GE Aviation delivers first KF-X engine to Korea
General Electric (GE) Aviation has delivered to South Korea the first engine for the country’s KF-X indigenous future fighter development.
General Electric (GE) Aviation has delivered to South Korea the first engine for the country’s KF-X indigenous future fighter development.
A full-scale mock-up of the KF-X fighter was revealed by KAI at the ADEX event in Seoul in late 2019. The operational aircraft will be powered by a pair of GE Aviation F414-GE-400K engines.
The US-based powerplant manufacturer announced the milestone on 4 June, noting that the first F414-GE-400K engine was delivered in May.

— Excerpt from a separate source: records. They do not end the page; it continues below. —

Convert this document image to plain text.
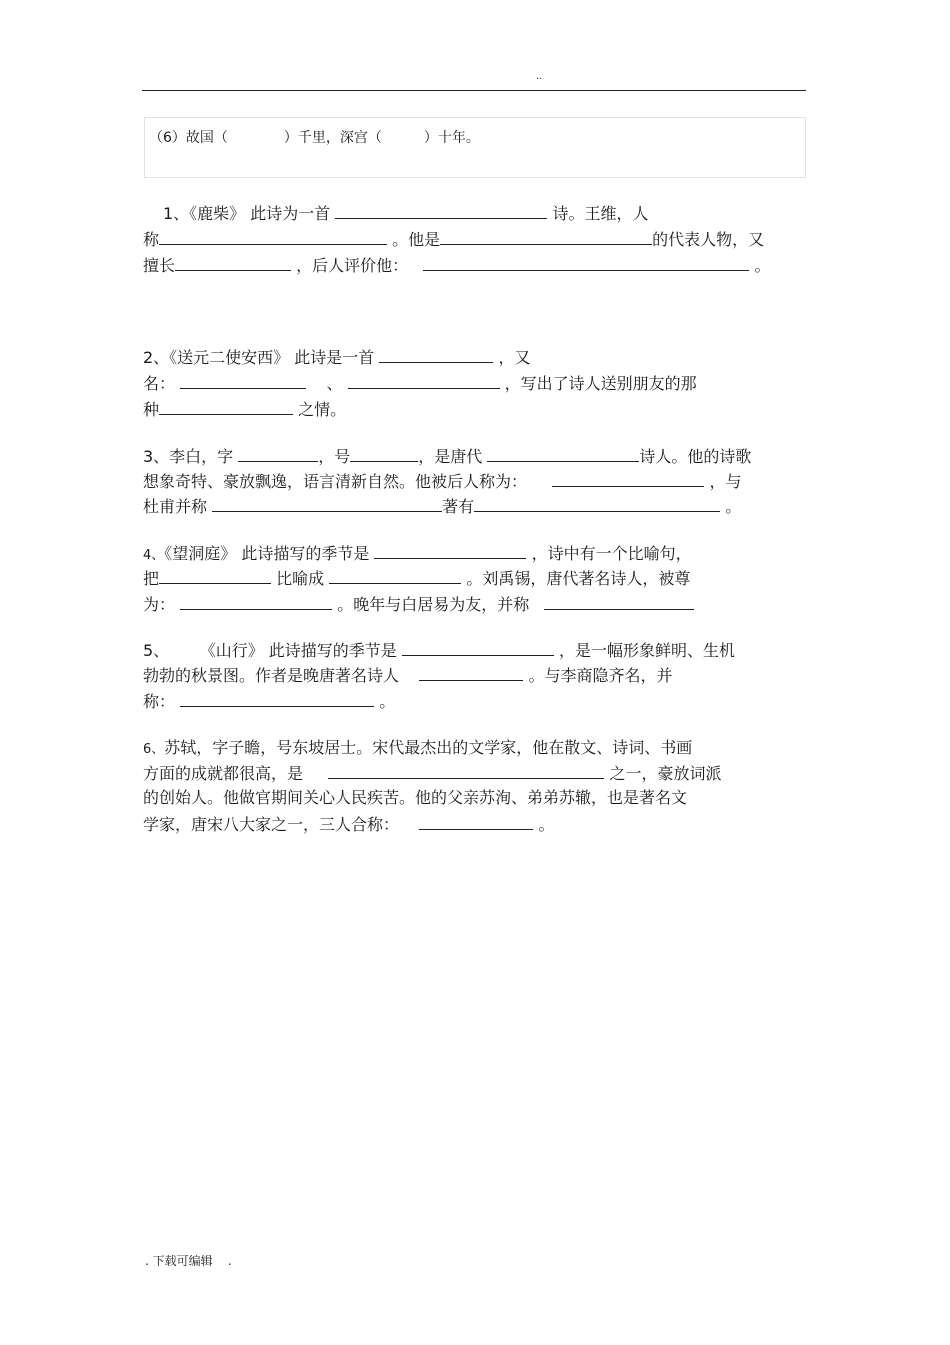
..
（6）故国（	）千里，深宫（	）十年。
1、《鹿柴》 此诗为一首	诗。王维，人
称	。他是	的代表人物，又
擅长	，后人评价他：	。
2、《送元二使安西》 此诗是一首	，又
名：	、	，写出了诗人送别朋友的那
种	之情。
3、李白，字	，号	，是唐代	诗人。他的诗歌
想象奇特、豪放飘逸，语言清新自然。他被后人称为：	，与
杜甫并称	著有	。
4、《望洞庭》 此诗描写的季节是	，诗中有一个比喻句，
把	比喻成	。刘禹锡，唐代著名诗人，被尊
为：	。晚年与白居易为友，并称
5、 《山行》 此诗描写的季节是	，是一幅形象鲜明、生机
勃勃的秋景图。作者是晚唐著名诗人	。与李商隐齐名，并
称：	。
6、苏轼，字子瞻，号东坡居士。宋代最杰出的文学家，他在散文、诗词、书画
方面的成就都很高，是	之一，豪放词派
的创始人。他做官期间关心人民疾苦。他的父亲苏洵、弟弟苏辙，也是著名文
学家，唐宋八大家之一，三人合称：	。
. 下载可编辑    .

Korea Aerospace Industries (KAI) selected GE Aviation in May 2016 to partner on the KF-X project, with an initial 15 F414-GE-400K engines to be delivered by 2021 to power six testbed aircraft (plus three spares). The Republic of Korea Air Force (RoKAF) is set to receive 120 KF-X aircraft, for which GE Aviation will provide 240 F414-GE-400K engines plus spares.

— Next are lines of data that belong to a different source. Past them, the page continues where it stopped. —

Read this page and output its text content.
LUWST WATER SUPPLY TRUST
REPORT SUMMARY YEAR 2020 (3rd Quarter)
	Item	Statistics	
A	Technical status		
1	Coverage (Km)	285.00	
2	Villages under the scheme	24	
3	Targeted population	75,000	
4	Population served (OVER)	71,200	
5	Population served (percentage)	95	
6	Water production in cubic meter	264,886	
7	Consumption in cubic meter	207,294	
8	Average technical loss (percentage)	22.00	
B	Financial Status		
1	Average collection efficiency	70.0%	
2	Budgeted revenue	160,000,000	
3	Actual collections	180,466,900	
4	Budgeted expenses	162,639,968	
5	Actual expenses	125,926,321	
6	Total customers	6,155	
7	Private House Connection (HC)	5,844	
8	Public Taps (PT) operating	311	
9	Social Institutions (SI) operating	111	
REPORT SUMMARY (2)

The KF-X fighter concept was first revealed by South Korea’s Defence Acquisition Programme Administration (DAPA) in 2010. Indonesia joined the project in 2012, with a memorandum of understanding (MOU) covering joint development of the platform that Jakarta refers to as IF-X.

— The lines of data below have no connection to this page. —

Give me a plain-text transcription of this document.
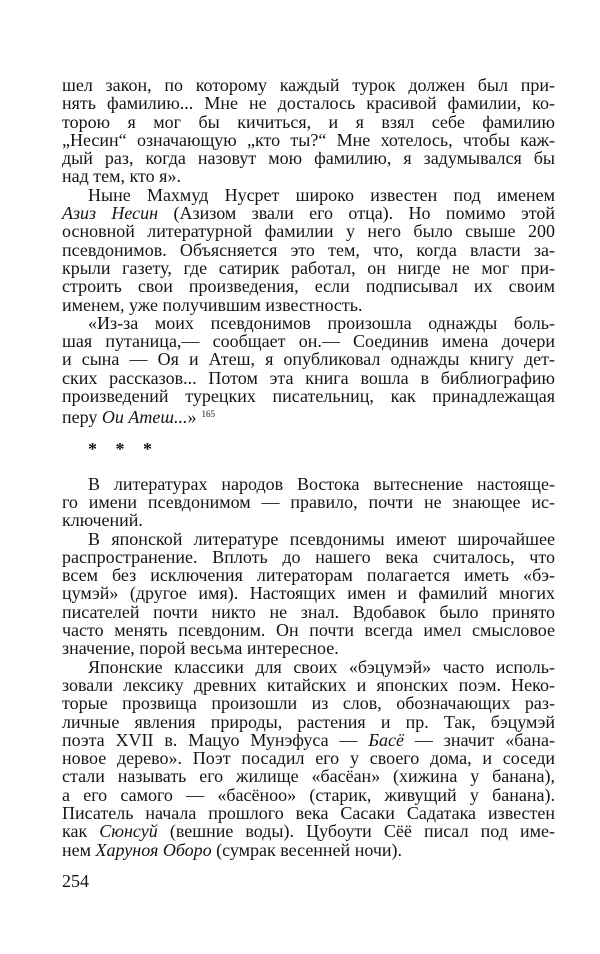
шел закон, по которому каждый турок должен был при-
нять фамилию... Мне не досталось красивой фамилии, ко-
торою я мог бы кичиться, и я взял себе фамилию
„Несин“ означающую „кто ты?“ Мне хотелось, чтобы каж-
дый раз, когда назовут мою фамилию, я задумывался бы
над тем, кто я».
Ныне Махмуд Нусрет широко известен под именем
Азиз Несин (Азизом звали его отца). Но помимо этой
основной литературной фамилии у него было свыше 200
псевдонимов. Объясняется это тем, что, когда власти за-
крыли газету, где сатирик работал, он нигде не мог при-
строить свои произведения, если подписывал их своим
именем, уже получившим известность.
«Из-за моих псевдонимов произошла однажды боль-
шая путаница,— сообщает он.— Соединив имена дочери
и сына — Оя и Атеш, я опубликовал однажды книгу дет-
ских рассказов... Потом эта книга вошла в библиографию
произведений турецких писательниц, как принадлежащая
перу Ои Атеш...» $^{165}$
* * *
В литературах народов Востока вытеснение настояще-
го имени псевдонимом — правило, почти не знающее ис-
ключений.
В японской литературе псевдонимы имеют широчайшее
распространение. Вплоть до нашего века считалось, что
всем без исключения литераторам полагается иметь «бэ-
цумэй» (другое имя). Настоящих имен и фамилий многих
писателей почти никто не знал. Вдобавок было принято
часто менять псевдоним. Он почти всегда имел смысловое
значение, порой весьма интересное.
Японские классики для своих «бэцумэй» часто исполь-
зовали лексику древних китайских и японских поэм. Неко-
торые прозвища произошли из слов, обозначающих раз-
личные явления природы, растения и пр. Так, бэцумэй
поэта XVII в. Мацуо Мунэфуса — Басё — значит «бана-
новое дерево». Поэт посадил его у своего дома, и соседи
стали называть его жилище «басёан» (хижина у банана),
а его самого — «басёноо» (старик, живущий у банана).
Писатель начала прошлого века Сасаки Садатака известен
как Сюнсуй (вешние воды). Цубоути Сёё писал под име-
нем Харуноя Оборо (сумрак весенней ночи).
254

As budgets have waxed and waned, the project has fluctuated from being a full-up ‘fifth-generation’ fighter into a less sophisticated ‘4.5-generation’ fighter, and back again. In its latest guise, KF-X will be twin-engined, low observable (LO), multirole combat aircraft equipped with an active electronically scanned array (AESA) radar and internal weapons carriage.